Conegliano/Valdobbiadene, 15 febbraio 2026 – Mettete al sicuro i manuali di sociologia e preparate i sali: sta per tornare l’incubo di ogni collettivo femminista radicale che si rispetti. Nonostante le crociate contro la “donna-oggetto”, il patriarcato che sfila e la mercificazione del sorriso, la quarta edizione di Miss Colline Conegliano e Valdobbiadene è pronta a ripartire per il 2026.
Sì, avete capito bene: nel pieno dell’era del politicamente corretto, ci sono ancora ragazze che osano sfilare su una passerella, sognando una fascia e una corona tra un calice di Prosecco e l’altro. Il concorso, ideato dal “Patron” Alberto Micaglio, non solo sfida le convenzioni, ma rilancia: quest’anno, oltre al titolo principale, si darà la caccia anche a Miss Marca Trevigiana e alle immancabili Miss Over. Perché la bellezza non ha data di scadenza, con buona pace di chi vorrebbe mandare in pensione il concetto stesso di “Miss”.
Etica, estetica e messaggi sociali
Il comunicato parla chiaro: la bellezza proposta è a 360 gradi, unendo “estetica ed etica”. Un mix che farà sicuramente sorridere chi vede nelle sfilate solo un catalogo di giovani donne. Eppure, tra una passerella e un colpo di lacca, l’organizzazione si fa latrice di messaggi più che condivisibili, quali la lotta alla violenza sulle donne, contrasto al bullismo e sensibilizzazione sulla sicurezza stradale. Mentre si valuta la falcata o la simmetria del volto, insomma, si ricorda anche che non bisogna correre troppo in auto e che il rispetto è fondamentale. Un equilibrismo comunicativo degno delle migliori tradizioni italiane: il sacro (sociale) e il profano (il bikini) che ballano insieme sotto le stelle delle celebri colline dei vitigni trevigiani.
Dal trono di Canale 5 alle colline trevigiane
A benedire questa kermesse ci sarà una madrina d’eccezione: Renata Presti, direttamente dall’Olimpo di Maria De Filippi. La “Miss Tronista over” di Uomini e Donne porterà quel tocco di glamour televisivo che tanto piace al pubblico e tanto fa inorridire i critici del “modello donna-oggetto”. Ma d’altronde, tra un dj set e una sfilata d’alta moda, il divertimento sembra garantito, dipingendo le serate di un rosa così intenso da far sbiadire qualsiasi polemica di genere.

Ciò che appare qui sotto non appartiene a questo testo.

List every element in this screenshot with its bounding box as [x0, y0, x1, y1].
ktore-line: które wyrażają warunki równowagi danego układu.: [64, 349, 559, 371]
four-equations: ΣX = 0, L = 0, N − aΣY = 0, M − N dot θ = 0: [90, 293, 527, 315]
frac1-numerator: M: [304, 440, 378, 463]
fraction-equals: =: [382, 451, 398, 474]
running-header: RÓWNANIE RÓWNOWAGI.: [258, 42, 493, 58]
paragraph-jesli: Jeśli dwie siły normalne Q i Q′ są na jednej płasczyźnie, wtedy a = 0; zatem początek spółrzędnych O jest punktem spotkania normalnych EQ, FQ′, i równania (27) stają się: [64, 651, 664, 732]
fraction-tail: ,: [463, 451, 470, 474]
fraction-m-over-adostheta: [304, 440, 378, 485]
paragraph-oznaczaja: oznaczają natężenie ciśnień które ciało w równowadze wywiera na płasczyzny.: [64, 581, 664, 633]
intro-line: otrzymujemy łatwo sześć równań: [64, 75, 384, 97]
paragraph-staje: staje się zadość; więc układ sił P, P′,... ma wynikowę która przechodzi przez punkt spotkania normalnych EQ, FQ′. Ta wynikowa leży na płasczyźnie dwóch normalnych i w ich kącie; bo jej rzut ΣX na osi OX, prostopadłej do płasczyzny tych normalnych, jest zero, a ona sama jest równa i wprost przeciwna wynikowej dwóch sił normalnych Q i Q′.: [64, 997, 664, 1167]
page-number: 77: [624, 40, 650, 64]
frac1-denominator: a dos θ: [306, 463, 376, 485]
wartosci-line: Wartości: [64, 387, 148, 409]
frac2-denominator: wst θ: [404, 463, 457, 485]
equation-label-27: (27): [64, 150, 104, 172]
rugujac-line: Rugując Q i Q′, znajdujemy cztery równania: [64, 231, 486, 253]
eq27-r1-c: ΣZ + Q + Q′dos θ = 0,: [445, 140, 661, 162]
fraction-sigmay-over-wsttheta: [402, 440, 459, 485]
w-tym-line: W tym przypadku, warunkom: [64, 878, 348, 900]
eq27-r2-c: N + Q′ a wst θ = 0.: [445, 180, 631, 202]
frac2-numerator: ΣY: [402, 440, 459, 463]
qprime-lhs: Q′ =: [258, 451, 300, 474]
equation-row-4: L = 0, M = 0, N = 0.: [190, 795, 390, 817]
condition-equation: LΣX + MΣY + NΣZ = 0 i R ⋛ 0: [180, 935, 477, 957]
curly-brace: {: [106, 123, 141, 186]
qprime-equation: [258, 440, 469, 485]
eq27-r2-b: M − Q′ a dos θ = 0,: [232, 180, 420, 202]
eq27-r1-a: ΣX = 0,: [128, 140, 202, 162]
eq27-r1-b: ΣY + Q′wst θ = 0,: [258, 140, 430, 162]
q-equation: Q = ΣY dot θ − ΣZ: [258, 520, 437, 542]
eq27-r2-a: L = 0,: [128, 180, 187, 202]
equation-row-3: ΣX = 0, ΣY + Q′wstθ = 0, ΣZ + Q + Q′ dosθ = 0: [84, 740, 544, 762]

Iscrizioni aperte: chi oserà sfidare l’anatema?
Il tour toccherà le migliori location del territorio tra giugno e luglio. Il concorso è gratuito e aperto a tutte le ragazze dai 15 ai 34 anni, ma anche alle “Over 35” che non hanno nessuna intenzione di restare a casa a guardare il soffitto mentre il mondo sfila.
Per chi volesse rischiare la scomunica femminista e tentare la scalata al titolo di Reginetta delle Colline, basta un’email a: missconeglianoevaldobbiadene@gmail.com.
In fondo, in un mondo che ci vuole tutti seri, impegnati e possibilmente in pigiama per non offendere nessuno, un concorso di bellezza è l’ultimo atto di ribellione? Forse no, ma di sicuro è l’occasione perfetta per scatenare il prossimo dibattito da bar sotto l’ombrellone.